For custom storage, define a concrete type with the API your workflow needs and implement Resource for it. Register that type in Resources, then retrieve it by concrete type inside tasks. This keeps storage dependencies explicit and avoids an unnecessary storage trait layer now that Resources provides typed dependency lookup.

🔧 Custom namespaced store resource
use cano::prelude::*;
use cano::store::StoreResult;
use std::sync::Arc;

/// Example: a store that prefixes all keys with a namespace.
#[derive(Clone)]
pub struct NamespacedStore {
    namespace: String,
    inner: MemoryStore,
}

impl NamespacedStore {
    pub fn new(namespace: impl Into<String>) -> Self {
        Self {
            namespace: namespace.into(),
            inner: MemoryStore::new(),
        }
    }

    fn ns_key(&self, key: &str) -> String {
        format!("{}::{}", self.namespace, key)
    }

    pub fn get<T: 'static + Clone>(&self, key: &str) -> StoreResult<T> {
        self.inner.get(&self.ns_key(key))
    }

    pub fn put<T: 'static + Send + Sync>(&self, key: &str, value: T) -> StoreResult<()> {
        self.inner.put(&self.ns_key(key), value)
    }

    pub fn remove(&self, key: &str) -> StoreResult<()> {
        self.inner.remove(&self.ns_key(key))
    }

    pub fn append<T: 'static + Send + Sync + Clone>(&self, key: &str, item: T) -> StoreResult<()> {
        self.inner.append(&self.ns_key(key), item)
    }

    pub fn contains_key(&self, key: &str) -> StoreResult<bool> {
        self.inner.contains_key(&self.ns_key(key))
    }

    pub fn keys(&self) -> StoreResult<Vec<String>> {
        // Strip the namespace prefix before returning keys to callers
        let prefix = format!("{}::", self.namespace);
        let raw_keys = self.inner.keys()?;
        Ok(raw_keys
            .into_iter()
            .filter_map(|k| k.strip_prefix(&prefix).map(str::to_string))
            .collect())
    }

    pub fn len(&self) -> StoreResult<usize> {
        // Count only keys in this namespace
        Ok(self.keys()?.len())
    }

    pub fn clear(&self) -> StoreResult<()> {
        // Remove only keys in this namespace
        for key in self.keys()? {
            self.remove(&key)?;
        }
        Ok(())
    }
}

impl Resource for NamespacedStore {}

#[derive(Debug, Clone, PartialEq, Eq, Hash)]
enum State { Start, Done }

fn main() -> Result<(), CanoError> {
    // Use it like any other store — register it in Resources with your own key
    let store = NamespacedStore::new("pipeline_v2");
    store.put("status", "running".to_string())?;

    let _workflow: Workflow<State> = Workflow::new(
        Resources::new().insert("namespaced_store", store.clone()),
    )
    // ... register tasks that retrieve it via
    //     res.get::<NamespacedStore, _>("namespaced_store")? ...
    .add_exit_state(State::Done);
    Ok(())
}

Typed resources keep it simple

Because Resources retrieves dependencies by concrete type, your custom store can expose the exact methods it needs. If you need dynamic dispatch, wrap your backend in a concrete resource type that owns an object-safe client or repository trait.
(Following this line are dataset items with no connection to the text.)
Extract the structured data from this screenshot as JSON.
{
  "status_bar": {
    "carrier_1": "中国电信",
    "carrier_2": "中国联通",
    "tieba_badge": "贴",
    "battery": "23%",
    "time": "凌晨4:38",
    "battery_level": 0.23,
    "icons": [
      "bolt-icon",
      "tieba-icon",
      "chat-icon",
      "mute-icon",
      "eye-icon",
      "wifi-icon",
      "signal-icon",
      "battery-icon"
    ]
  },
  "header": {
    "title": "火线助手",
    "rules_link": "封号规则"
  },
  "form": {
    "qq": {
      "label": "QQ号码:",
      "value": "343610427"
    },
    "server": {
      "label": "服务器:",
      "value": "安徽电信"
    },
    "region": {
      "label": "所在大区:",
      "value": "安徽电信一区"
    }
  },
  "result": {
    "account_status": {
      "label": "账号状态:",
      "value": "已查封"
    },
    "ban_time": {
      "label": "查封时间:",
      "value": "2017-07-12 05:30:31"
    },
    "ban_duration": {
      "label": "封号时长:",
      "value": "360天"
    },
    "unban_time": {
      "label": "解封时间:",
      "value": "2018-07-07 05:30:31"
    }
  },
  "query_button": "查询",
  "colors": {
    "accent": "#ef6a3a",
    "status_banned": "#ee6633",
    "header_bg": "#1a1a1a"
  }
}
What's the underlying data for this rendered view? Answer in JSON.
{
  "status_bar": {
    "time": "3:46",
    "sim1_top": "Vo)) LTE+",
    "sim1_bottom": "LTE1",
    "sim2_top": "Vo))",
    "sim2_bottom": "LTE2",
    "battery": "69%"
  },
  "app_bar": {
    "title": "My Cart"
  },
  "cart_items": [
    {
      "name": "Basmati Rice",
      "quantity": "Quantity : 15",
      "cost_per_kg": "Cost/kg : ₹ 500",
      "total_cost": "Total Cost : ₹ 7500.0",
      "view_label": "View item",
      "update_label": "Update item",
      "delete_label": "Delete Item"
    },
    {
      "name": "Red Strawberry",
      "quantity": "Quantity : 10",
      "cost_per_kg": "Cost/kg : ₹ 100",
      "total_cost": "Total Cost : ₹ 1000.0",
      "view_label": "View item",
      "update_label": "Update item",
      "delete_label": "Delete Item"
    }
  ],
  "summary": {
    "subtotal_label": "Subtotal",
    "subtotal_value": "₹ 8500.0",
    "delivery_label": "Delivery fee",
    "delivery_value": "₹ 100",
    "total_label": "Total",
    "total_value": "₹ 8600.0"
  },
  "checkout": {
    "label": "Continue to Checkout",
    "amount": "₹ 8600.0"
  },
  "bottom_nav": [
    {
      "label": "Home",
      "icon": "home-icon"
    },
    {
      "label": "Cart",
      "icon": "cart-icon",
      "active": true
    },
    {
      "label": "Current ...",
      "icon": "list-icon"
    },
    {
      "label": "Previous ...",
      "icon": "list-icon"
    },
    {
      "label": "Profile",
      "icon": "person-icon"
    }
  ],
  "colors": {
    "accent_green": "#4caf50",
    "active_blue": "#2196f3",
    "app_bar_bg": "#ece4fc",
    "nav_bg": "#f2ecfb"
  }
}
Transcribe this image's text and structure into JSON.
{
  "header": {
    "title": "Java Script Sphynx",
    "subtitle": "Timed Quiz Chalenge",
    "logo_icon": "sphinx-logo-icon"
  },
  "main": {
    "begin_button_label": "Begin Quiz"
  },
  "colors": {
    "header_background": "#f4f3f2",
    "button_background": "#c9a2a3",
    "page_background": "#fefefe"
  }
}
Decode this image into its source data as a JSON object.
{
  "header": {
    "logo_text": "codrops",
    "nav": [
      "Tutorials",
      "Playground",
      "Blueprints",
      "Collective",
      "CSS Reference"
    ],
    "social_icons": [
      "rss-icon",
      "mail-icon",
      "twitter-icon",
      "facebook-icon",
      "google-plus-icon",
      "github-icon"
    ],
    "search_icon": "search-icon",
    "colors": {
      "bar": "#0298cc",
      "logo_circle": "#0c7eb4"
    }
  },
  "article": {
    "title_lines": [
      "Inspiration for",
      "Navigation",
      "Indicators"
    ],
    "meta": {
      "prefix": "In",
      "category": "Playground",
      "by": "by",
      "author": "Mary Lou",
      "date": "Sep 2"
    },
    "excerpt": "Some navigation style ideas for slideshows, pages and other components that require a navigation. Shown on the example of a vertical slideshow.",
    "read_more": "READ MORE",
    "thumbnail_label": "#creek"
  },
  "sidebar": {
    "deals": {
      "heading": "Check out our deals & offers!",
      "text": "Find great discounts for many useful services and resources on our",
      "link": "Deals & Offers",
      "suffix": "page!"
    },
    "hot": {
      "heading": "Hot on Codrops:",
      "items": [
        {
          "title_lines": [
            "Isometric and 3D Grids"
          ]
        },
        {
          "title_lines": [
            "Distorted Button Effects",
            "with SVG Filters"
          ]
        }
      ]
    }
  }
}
Runnable example: cargo run --example store_custom_backend — a small NamespacedStore wrapping a MemoryStore with key prefixing, registered as a resource and retrieved by type, plus a get_shared::<T>() demo (Arc::ptr_eq proves the zero-copy share of a large value between tasks).


Error Handling

Store operations return StoreResult<T>, which is Result<T, StoreError>. StoreError converts automatically to CanoError::Store via the From impl, so the ? operator works transparently in task methods.

KeyNotFound

The requested key does not exist. Use contains_key() to guard optional reads, or handle the error with .unwrap_or_default().

TypeMismatch

The stored value cannot be downcast to the requested type. Ensure consistent type usage per key across all pipeline stages.

LockError

The internal RwLock is poisoned -- a thread panicked while holding the lock. Typically fatal; log and restart.

AppendTypeMismatch

The key exists but holds a non-Vec value. Mixing scalar and collection writes to the same key is a logic error.